Nel museo annesso alla biblioteca comunale di Marinilla ammiriamo 3600 Crocifissi provenienti da tutto il mondo e donati alla comunità da un personaggio del luogo che fu anche senatore, Roberto Hoyos. Non abbiamo una guida, ma alcuni sembrano di pregevole fattura; non manca la croce di Hitler (svastica). In un’altra sala c’è un grande e interessante Presepe e alcuni reperti archeologici.

Tante persone incontrate per strada salutano spontaneamente. In piazza bancarelle stanziali offrono di continuo spremute di frutta, dolci e prodotti tipici. Frequentati i bar con i tavoli all’aperto. La chiesa anche qui con le porte tutto il giorno spalancate. La maggior parte degli uomini adulti porta caratteristici cappelloni, per ripararsi dal sole. C’è un’atmosfera rilassata nonché vivace in giro.

In piedi all’alba per andare in città, in prossimità del fiume, a vedere il grande mercato degli animali. Ricordo vagamente che un tempo c’era anche da noi, un giorno al mese, mi pare.

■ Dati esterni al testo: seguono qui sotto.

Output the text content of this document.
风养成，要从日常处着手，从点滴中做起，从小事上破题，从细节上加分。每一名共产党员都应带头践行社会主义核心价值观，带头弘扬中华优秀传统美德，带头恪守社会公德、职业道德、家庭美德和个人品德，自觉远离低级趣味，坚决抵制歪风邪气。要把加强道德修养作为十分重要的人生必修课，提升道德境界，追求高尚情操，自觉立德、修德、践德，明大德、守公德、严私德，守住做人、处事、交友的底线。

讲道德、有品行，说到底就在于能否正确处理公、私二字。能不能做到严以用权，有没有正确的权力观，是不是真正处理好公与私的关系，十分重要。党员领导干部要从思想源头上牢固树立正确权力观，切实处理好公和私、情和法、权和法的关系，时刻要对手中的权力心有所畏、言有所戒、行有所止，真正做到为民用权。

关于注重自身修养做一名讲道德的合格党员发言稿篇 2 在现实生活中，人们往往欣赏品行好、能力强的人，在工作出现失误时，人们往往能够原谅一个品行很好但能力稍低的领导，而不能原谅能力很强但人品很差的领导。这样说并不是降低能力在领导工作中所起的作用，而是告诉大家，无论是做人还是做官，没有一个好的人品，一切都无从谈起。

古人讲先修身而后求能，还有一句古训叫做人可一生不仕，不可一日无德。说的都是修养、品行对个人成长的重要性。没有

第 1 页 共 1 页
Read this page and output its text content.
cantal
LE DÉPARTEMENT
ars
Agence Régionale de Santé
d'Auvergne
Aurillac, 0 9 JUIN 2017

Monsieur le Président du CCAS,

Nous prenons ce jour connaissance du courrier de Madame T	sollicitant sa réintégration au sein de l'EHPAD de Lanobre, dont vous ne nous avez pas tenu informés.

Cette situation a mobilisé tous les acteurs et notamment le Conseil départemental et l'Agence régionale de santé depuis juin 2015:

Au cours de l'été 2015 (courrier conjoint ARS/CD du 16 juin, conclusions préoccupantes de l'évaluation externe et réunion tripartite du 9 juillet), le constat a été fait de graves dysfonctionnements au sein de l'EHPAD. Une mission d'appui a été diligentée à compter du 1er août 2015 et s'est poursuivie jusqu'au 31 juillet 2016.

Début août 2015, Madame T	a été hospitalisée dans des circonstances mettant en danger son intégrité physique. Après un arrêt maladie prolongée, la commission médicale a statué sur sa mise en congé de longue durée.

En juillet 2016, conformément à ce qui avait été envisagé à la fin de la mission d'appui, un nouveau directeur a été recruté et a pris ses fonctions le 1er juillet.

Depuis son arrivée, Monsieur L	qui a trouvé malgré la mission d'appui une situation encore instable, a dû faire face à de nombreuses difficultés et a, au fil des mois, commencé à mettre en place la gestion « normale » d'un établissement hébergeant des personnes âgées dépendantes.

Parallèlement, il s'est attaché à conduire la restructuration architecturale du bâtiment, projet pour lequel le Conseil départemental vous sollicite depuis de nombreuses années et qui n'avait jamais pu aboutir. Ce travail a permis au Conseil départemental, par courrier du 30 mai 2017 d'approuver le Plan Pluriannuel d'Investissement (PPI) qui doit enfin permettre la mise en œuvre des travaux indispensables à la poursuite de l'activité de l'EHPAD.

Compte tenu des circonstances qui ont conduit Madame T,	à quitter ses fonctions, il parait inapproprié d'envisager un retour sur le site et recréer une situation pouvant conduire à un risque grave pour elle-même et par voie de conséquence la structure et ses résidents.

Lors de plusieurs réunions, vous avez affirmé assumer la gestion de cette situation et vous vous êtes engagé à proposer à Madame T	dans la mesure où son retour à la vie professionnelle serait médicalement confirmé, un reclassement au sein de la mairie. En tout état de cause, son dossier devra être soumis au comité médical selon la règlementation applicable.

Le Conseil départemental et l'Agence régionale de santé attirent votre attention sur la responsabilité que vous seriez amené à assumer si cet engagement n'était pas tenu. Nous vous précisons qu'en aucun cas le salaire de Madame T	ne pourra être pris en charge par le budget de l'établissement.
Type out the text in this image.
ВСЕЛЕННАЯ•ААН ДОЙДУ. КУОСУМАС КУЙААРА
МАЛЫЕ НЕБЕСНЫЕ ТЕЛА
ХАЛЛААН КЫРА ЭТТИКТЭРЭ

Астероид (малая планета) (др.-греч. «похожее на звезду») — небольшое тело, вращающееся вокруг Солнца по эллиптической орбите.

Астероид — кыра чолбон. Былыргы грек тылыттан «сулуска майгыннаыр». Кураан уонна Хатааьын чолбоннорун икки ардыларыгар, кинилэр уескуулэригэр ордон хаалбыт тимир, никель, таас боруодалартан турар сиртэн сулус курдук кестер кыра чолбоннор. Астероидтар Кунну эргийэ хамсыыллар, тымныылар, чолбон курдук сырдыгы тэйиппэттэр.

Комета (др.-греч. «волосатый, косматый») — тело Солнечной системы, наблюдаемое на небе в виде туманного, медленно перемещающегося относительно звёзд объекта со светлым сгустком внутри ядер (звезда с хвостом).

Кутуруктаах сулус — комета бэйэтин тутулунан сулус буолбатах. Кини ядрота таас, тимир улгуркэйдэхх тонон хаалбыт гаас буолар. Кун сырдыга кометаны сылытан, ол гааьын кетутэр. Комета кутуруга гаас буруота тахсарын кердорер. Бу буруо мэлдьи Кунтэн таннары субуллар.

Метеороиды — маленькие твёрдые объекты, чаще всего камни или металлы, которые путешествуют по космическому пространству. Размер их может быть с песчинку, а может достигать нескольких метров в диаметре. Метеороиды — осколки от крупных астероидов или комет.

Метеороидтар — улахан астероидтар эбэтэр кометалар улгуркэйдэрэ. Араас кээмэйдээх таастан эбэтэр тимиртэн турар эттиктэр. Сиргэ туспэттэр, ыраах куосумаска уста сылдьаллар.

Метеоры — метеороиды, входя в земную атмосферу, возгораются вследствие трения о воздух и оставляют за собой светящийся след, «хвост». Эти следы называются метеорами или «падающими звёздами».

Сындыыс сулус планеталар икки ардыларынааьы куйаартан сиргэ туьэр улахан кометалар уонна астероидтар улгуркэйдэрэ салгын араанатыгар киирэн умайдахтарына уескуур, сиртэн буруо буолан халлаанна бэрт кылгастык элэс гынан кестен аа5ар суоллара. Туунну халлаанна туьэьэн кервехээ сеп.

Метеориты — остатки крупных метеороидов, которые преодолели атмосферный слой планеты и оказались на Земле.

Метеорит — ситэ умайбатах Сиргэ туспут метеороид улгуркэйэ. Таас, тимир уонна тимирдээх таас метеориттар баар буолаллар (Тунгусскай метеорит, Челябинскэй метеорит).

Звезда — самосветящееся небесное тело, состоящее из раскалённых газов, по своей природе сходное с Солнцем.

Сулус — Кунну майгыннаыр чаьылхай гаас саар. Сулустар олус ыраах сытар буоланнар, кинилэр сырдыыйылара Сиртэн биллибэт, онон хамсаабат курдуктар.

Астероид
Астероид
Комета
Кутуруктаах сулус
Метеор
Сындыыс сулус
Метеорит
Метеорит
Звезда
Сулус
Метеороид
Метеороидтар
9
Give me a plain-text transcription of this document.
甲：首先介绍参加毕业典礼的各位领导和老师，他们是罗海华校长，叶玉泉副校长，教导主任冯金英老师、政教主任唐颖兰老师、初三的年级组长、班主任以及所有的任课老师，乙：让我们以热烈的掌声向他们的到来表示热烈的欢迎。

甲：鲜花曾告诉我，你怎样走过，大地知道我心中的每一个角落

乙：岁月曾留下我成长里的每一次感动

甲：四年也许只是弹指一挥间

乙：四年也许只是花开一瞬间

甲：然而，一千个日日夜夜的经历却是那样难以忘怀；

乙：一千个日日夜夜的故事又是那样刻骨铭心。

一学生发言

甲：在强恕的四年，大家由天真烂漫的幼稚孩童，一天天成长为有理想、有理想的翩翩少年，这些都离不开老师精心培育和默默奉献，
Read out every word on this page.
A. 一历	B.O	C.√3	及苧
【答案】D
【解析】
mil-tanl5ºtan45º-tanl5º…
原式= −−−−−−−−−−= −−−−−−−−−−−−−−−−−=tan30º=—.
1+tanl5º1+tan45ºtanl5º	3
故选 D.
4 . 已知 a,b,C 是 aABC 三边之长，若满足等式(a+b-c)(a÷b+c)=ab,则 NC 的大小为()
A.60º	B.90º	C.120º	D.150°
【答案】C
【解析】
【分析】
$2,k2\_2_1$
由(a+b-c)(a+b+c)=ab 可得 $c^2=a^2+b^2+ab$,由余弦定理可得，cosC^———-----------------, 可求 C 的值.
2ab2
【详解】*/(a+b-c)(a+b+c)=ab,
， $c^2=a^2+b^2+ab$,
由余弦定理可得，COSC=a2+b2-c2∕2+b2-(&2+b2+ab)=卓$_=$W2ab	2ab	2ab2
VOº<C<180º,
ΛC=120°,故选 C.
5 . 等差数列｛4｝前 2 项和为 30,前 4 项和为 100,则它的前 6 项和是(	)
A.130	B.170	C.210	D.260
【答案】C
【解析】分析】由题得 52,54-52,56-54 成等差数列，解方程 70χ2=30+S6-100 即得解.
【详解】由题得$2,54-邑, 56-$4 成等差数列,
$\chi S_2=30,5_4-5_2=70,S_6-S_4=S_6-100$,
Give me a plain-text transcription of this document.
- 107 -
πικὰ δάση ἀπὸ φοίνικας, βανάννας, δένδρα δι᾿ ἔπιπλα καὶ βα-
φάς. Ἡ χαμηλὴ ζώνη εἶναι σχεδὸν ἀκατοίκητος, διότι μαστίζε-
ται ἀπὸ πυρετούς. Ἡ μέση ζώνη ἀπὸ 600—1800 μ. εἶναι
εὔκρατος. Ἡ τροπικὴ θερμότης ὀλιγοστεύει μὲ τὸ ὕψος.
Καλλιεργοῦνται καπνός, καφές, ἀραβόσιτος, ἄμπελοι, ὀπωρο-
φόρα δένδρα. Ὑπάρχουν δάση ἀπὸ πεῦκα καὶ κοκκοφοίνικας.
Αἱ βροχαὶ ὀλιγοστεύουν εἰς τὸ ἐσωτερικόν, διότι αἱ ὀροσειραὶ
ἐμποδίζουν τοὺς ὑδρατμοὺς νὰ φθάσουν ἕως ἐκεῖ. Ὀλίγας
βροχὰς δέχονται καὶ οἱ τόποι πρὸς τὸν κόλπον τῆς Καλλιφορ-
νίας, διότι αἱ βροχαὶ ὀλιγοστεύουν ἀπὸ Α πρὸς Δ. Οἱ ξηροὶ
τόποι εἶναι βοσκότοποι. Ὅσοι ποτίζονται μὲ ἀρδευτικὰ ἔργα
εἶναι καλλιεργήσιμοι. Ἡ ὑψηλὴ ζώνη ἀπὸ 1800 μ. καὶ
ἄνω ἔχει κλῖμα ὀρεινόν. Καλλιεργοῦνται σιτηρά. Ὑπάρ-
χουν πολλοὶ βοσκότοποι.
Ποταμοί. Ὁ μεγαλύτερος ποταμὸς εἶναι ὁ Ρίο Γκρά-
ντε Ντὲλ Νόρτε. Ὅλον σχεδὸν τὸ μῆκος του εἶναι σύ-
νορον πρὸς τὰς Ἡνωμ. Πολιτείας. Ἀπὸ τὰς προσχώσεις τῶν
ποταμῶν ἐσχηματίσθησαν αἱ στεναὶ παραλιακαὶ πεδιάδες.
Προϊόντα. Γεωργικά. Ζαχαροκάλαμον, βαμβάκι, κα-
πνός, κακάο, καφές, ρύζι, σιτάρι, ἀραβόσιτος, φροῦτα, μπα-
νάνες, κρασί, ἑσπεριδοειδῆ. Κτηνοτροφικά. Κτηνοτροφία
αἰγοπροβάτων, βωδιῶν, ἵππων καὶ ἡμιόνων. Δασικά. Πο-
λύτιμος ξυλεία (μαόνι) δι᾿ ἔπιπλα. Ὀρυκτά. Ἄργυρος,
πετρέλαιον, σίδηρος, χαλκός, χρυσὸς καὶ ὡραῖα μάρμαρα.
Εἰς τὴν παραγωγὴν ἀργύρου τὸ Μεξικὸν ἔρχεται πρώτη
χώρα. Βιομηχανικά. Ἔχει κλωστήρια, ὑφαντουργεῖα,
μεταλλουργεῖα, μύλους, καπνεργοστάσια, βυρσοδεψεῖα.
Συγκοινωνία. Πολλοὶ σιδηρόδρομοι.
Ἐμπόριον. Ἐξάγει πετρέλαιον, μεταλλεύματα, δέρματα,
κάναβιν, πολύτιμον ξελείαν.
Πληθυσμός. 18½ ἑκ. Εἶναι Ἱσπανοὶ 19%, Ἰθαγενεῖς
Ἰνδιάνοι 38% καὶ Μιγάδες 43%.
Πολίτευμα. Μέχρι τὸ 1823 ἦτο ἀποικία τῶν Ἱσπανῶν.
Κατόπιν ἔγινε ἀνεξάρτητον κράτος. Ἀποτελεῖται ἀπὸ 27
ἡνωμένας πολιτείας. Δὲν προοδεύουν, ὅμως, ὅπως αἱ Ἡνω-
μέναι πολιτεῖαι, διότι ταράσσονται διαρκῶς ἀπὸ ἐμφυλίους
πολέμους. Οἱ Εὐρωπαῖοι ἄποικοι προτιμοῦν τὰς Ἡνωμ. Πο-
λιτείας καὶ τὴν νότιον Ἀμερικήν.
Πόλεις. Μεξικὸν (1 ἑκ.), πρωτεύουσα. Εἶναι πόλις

Centinaia di uomini con il cappello da cowboy dentro i recinti tentano di tenere a bada bovini di varia stazza, ma anche maiali e cavalli, mentre intessono tra loro trattative di compravendita. Fanno tenerezza i numerosi vitellini da latte con la museruola. Ne compriamo uno di una settimana, qualcuno penserà ad allevarlo.

In minibus partiamo alla volta di Santa Fe de Antioquia, centro che ha ben conservato una struttura antica coloniale. Scendiamo a valle passando dalla periferia di Medellin. Il paesaggio muta aspetto, non essendo qui il terreno coltivabile come in alta montagna: sembra una foresta tropicale, dicono che ci sono prevalentemente alberi da frutta.

Lo spettacolo di vasti insediamenti abitativi ai lati della valle, dove è situato il nucleo centrale e moderno della città, è stupefacente, difficile da descrivere. Dicono che sia l’effetto di una migrazione incontrollata nel periodo del narcotraffico e che questa zona non ha rapporti con il resto della città. Apparentemente non ci sono strade di accesso o sono poche: si vedono due o tre cabinovie per favorire la comunicazione. Attraversiamo la capitale del dipartimento scorgendo ai lati una zona di degrado con ammasso di case, meno che modeste: è la zona dei poveri. In lontananza, ma anche a ridosso di queste case decrepite, si vedono i grattacieli; ma a visitare la città torneremo un altro giorno.

In prossimità di Santa Fe facciamo un sopralluogo presso un particolare ponte sul fiume Cauca, ideato dallo stesso architetto che attendeva alla costruzione del ponte di Brooklyn.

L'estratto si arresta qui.